When President Donald Trump’s plans for a White House ballroom resurfaced, longtime chief usher Gary Walters offered an account that those entertainment-space constraints are not unique to the current administration. Walters, who served as the executive residence’s top aide for more than two decades and oversaw projects and operations in the residence, said the issue of accommodating large guest lists came up repeatedly with the presidents he supported.

Walters said that when he was chief usher, he made discussions about space for entertaining part of his early interactions with incoming presidents, first ladies and their social secretaries. He described the White House’s biggest public rooms as limited in how many people they could accommodate when set up for events like state dinners, and said the presidents he served all raised concerns about the number of guests the building could handle.

Walters said that Trump’s complaint about the lack of room for entertaining fits a pattern he observed during his own time on the job. In an interview with The Associated Press about his recently published memoir, Walters said he had been told by presidents he served that they wanted “some possibility of an enlarged area” for entertaining, adding that the concern had been raised by multiple administrations before Trump entered politics.

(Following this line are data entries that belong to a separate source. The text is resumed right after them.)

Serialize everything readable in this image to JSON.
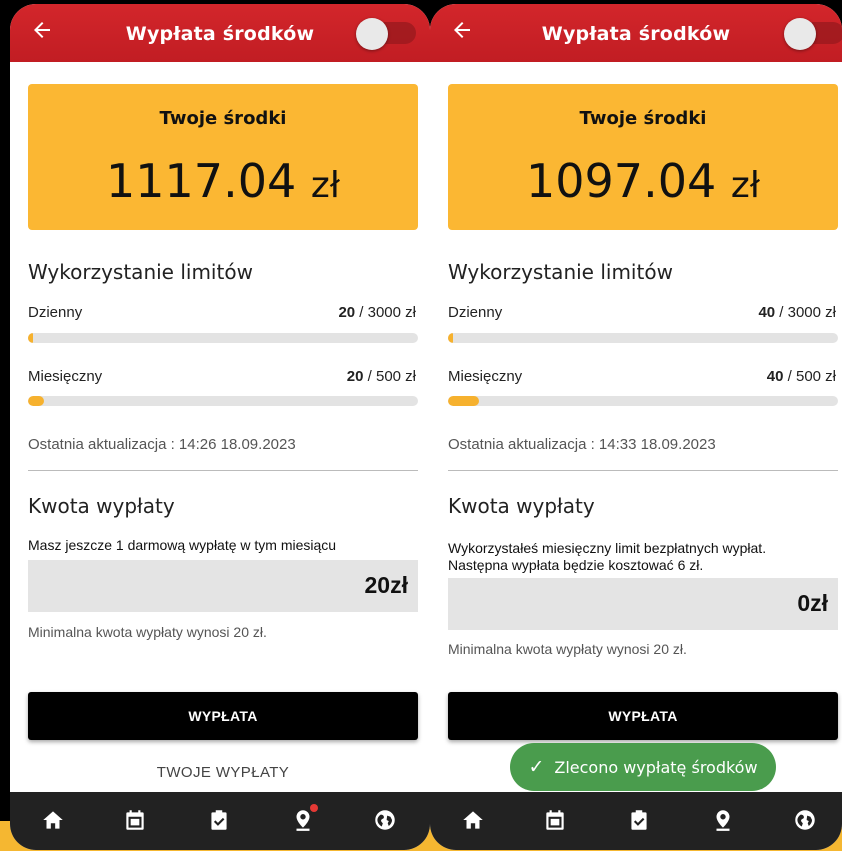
{
  "colors": {
    "appbar": "#c81f25",
    "accent": "#fbb733",
    "toast": "#4a9c4d",
    "nav": "#222222"
  },
  "screens": [
    {
      "appbar": {
        "title": "Wypłata środków",
        "back_icon": "arrow-left-icon",
        "toggle_on": false
      },
      "balance": {
        "label": "Twoje środki",
        "amount": "1117.04",
        "currency": "zł"
      },
      "limits": {
        "title": "Wykorzystanie limitów",
        "daily": {
          "label": "Dzienny",
          "used": "20",
          "limit": " / 3000 zł",
          "used_fraction": 0.0067
        },
        "monthly": {
          "label": "Miesięczny",
          "used": "20",
          "limit": " / 500 zł",
          "used_fraction": 0.04
        }
      },
      "updated": "Ostatnia aktualizacja : 14:26 18.09.2023",
      "payout": {
        "title": "Kwota wypłaty",
        "info": "Masz jeszcze 1 darmową wypłatę w tym miesiącu",
        "amount": "20zł",
        "min_note": "Minimalna kwota wypłaty wynosi 20 zł."
      },
      "buttons": {
        "payout": "WYPŁATA",
        "my_payouts": "TWOJE WYPŁATY"
      },
      "nav": [
        "home-icon",
        "calendar-icon",
        "clipboard-check-icon",
        "map-pin-icon",
        "globe-icon"
      ]
    },
    {
      "appbar": {
        "title": "Wypłata środków",
        "back_icon": "arrow-left-icon",
        "toggle_on": false
      },
      "balance": {
        "label": "Twoje środki",
        "amount": "1097.04",
        "currency": "zł"
      },
      "limits": {
        "title": "Wykorzystanie limitów",
        "daily": {
          "label": "Dzienny",
          "used": "40",
          "limit": " / 3000 zł",
          "used_fraction": 0.0133
        },
        "monthly": {
          "label": "Miesięczny",
          "used": "40",
          "limit": " / 500 zł",
          "used_fraction": 0.08
        }
      },
      "updated": "Ostatnia aktualizacja : 14:33 18.09.2023",
      "payout": {
        "title": "Kwota wypłaty",
        "info": "Wykorzystałeś miesięczny limit bezpłatnych wypłat. Następna wypłata będzie kosztować 6 zł.",
        "amount": "0zł",
        "min_note": "Minimalna kwota wypłaty wynosi 20 zł."
      },
      "buttons": {
        "payout": "WYPŁATA"
      },
      "toast": "Zlecono wypłatę środków",
      "nav": [
        "home-icon",
        "calendar-icon",
        "clipboard-check-icon",
        "map-pin-icon",
        "globe-icon"
      ]
    }
  ]
}
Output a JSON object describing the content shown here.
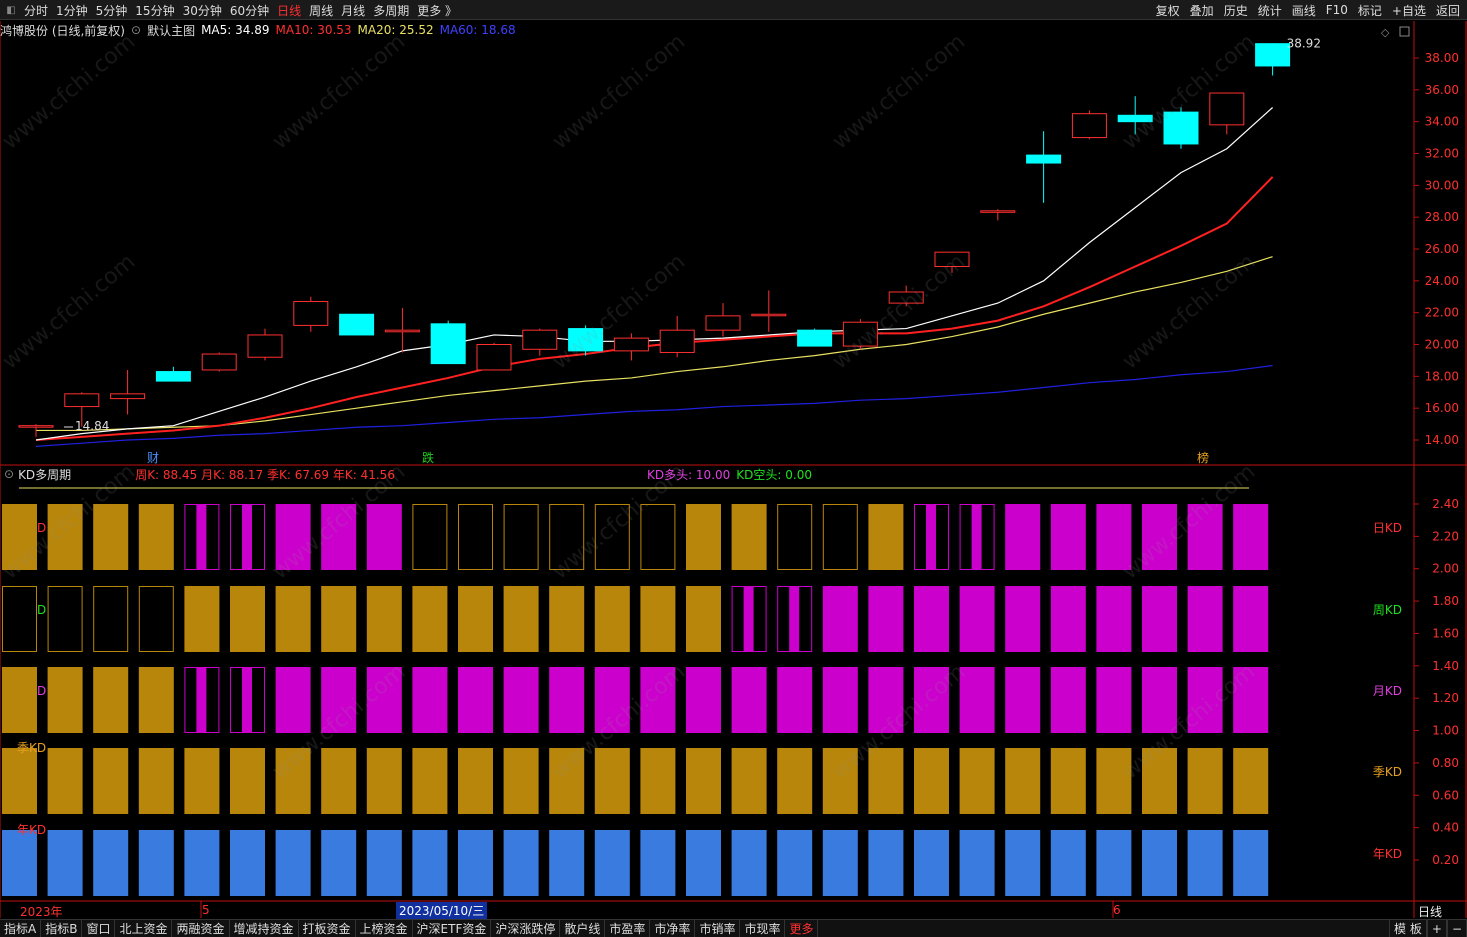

The AP reported that Trump began talking about building a White House ballroom years earlier, and that the plan was publicly detailed before his presidency. In July, the White House announced a 90,000-square-foot space on the east side of the complex intended to accommodate 650 seated guests, at an estimated cost of $200 million. The plan later drew further changes as Trump expanded capacity and increased the price estimate.

As Trump’s proposed ballroom shifted, the AP reported that the capacity was increased to 999 people and that, by October, Trump had demolished the two-story East Wing of the White House as part of the work to build the ballroom there. In December, the AP said Trump updated the ballroom’s price tag to $400 million, doubling the original estimate.

Historians and preservationists objected to images of the East Wing being torn down, but Walters said the demolition was not unlike other construction history on the White House campus. He told the AP that there had been ongoing work across the campus over time, ranging from earlier renovations and new facilities to expansions that added an East Wing during World War II for workspace for the first lady, her staff and other White House offices.

“So there’s always been construction going on around the White House,” Walters said, describing earlier projects and subsequent expansions that came with the loss or replacement of existing buildings. While Walters acknowledged it was “a bit jarring to see the East Wing torn down,” he also said he had personal memories tied to the space, including that he met his wife at the White House and that she worked in the East Wing.

Walters said his career at the White House was shaped by an injury when he was young. He became a chief usher after joining the executive residence staff following an Army discharge and a broken ankle that kept him from patrolling in uniform; he was assigned instead to duties in what is now the U.S. Secret Service’s protective workforce lineage.

In the decades that followed, Walters rose through roles in the executive residence. The AP reported that he was promoted to sergeant in 1975, joined the Usher’s Office as an assistant in early 1976, and was elevated to chief usher by President Ronald Reagan a decade later. Walters retired in 2007 after 37 years at the White House, including 21 years as chief usher, and he described his work as involving close interaction with presidents, first ladies and their families.